Aktivitas pengupasan kerang hijau di Muara Angke, Penjaringan, Jakarta Utara, Rabu, 3 Desember 2025. (Sumber: POSKOTA | Foto: Dhiya Ahmad Fauzan/M2)

PENJARINGAN, POSKOTA.CO.ID - Pembudidaya kerang di Muara Angke, Penjaringan, Jakarta Utara, mengaku tidak mengetahui adanya kandungan zat berbahaya pada kerang hijau yang mereka budidayakan.

Sarwan, 52 tahun, salah satu pembudidaya kerang hijau di lokasi ini mengaku sama sekali tidak tahu soal zat berbahaya pada kerang hijau.

Ia mengaku hanya mengetahui jika kerang hijau yang dibudidaya sendiri itu tidak layak untuk dijual jika dalam keadaan tercampur rumput. Warga biasa menyebutnya 'brojol'.

"Kadang-kadang ada brojol, kayak rumput, itu enggak bisa dijual, ada rumput-rumputnya," kata Sarman di lokasi, Rabu, 3 Desember 2025.

Baca Juga: Pemprov Jakarta Temukan Kandungan Limbah Logam Berat pada Cangkang Kerang Hijau

Sarman menyampaikan bahwa nelayan biasanya memilih kerang hijau yang sudah siap dijual dengan kualitas yang baik. Jika kerang tidak bagus, maka akan langsung dibuang.

"Kalau yang begitu langsung dibuang, enggak bisa dikonsumsi juga," ungkap dia.

Bisa Produksi Hingga 2 Ton Per Hari

Sariyah, 53 tahun, selaku pengusaha kerang hijau mengatakan bahwa aktivitas pengupasan kulit kerang hijau di sini setiap harinya berjalan.

"Setiap hari, liburnya kalau lagi lebaran doang karena pada pulang kampung.
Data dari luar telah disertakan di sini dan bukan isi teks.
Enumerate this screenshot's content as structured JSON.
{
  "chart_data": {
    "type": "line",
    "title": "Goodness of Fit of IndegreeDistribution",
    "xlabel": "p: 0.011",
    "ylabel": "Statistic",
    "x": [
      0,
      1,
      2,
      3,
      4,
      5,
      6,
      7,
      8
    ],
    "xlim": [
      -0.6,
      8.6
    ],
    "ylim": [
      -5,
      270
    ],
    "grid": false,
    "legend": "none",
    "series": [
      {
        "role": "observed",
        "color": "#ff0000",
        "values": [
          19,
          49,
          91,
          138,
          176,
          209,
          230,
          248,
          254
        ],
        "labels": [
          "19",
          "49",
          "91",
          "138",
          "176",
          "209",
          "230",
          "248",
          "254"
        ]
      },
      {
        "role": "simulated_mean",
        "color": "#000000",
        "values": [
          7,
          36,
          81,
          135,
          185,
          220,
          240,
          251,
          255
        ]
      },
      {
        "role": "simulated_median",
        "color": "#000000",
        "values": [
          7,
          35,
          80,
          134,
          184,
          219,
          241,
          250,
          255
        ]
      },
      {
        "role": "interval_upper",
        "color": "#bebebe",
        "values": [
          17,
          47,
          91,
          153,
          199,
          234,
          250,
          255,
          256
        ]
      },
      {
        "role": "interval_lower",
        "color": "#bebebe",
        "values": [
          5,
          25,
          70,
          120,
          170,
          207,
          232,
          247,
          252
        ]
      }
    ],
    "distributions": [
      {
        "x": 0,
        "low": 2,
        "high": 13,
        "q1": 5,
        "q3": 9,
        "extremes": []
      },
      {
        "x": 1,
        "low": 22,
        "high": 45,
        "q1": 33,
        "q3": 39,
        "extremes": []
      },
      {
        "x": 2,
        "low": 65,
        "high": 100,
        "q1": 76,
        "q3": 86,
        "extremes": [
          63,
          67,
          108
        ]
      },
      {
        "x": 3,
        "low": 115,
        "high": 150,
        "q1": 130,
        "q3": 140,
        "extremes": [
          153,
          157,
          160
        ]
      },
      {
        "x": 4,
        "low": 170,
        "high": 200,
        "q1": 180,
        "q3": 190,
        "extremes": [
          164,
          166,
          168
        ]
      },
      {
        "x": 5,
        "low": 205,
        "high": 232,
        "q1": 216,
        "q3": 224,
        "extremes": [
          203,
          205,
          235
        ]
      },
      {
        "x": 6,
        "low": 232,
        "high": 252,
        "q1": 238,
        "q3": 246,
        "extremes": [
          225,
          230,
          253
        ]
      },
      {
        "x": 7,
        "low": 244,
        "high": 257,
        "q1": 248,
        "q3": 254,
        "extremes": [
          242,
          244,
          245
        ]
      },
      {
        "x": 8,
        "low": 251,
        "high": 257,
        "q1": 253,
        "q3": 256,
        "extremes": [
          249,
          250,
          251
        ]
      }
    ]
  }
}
Libur paling cuma 3 hari," kata dia beberapa waktu lalu.

Sariyah menyampaikan bahwa setiap harinya, dua ton kerang hijau bisa dikupas yang dilakukan oleh pekerja yang merupakan ibu-ibu dari warga RW 22 Muara Angke.

"Ya banyak, ton-tonan. Kalau 100 ember dapatnya 8 kwintal. Kalau 300 ember ya dapatnya se-ton lebih," ungkap dia.

Sedikitnya 30 orang pengupas kerang hijau setiap harinya bekerja memisahkan daging kerang dari kulit atau cangkangnya itu.

Mereka dengan gigih bekerja untuk mendapatkan penghasilan yang ternyata merupakan penghasilan utama warga RW 22 Muara Angke.

Sariyah mengatakan, para pekerja dibayar Rp30 ribu untuk satu ember kerang hijau yang siap dikupas. Biasanya satu pekerja umumnya mampu mengerjakan sebanyak tiga ember.

"Dibayar Rp30 ribu per ember. Biasanya 3 ember, kalau banyak 4 ember," jelas dia.

Sariyah sendiri mengatakan bahwa kerang hijau itu didapat dari hasil budidaya sendiri di laut. Nelayan memanfaatkan bahan yang ada untuk melakukan budidaya kerang hijau.

"Kalau budidaya-nya ya adanya di laut, kita budidaya sendiri. Jadi di dalam laut pakai galon, pakai kayu gitu," ucap dia.

Daging kerang hijau yang telah dikupas dari kulit atau cangkangnya itu, tambah Saniyah, selanjutnya dia bawa ke tempat pelelangan yang tidak jauh dari lokasi untuk dijual.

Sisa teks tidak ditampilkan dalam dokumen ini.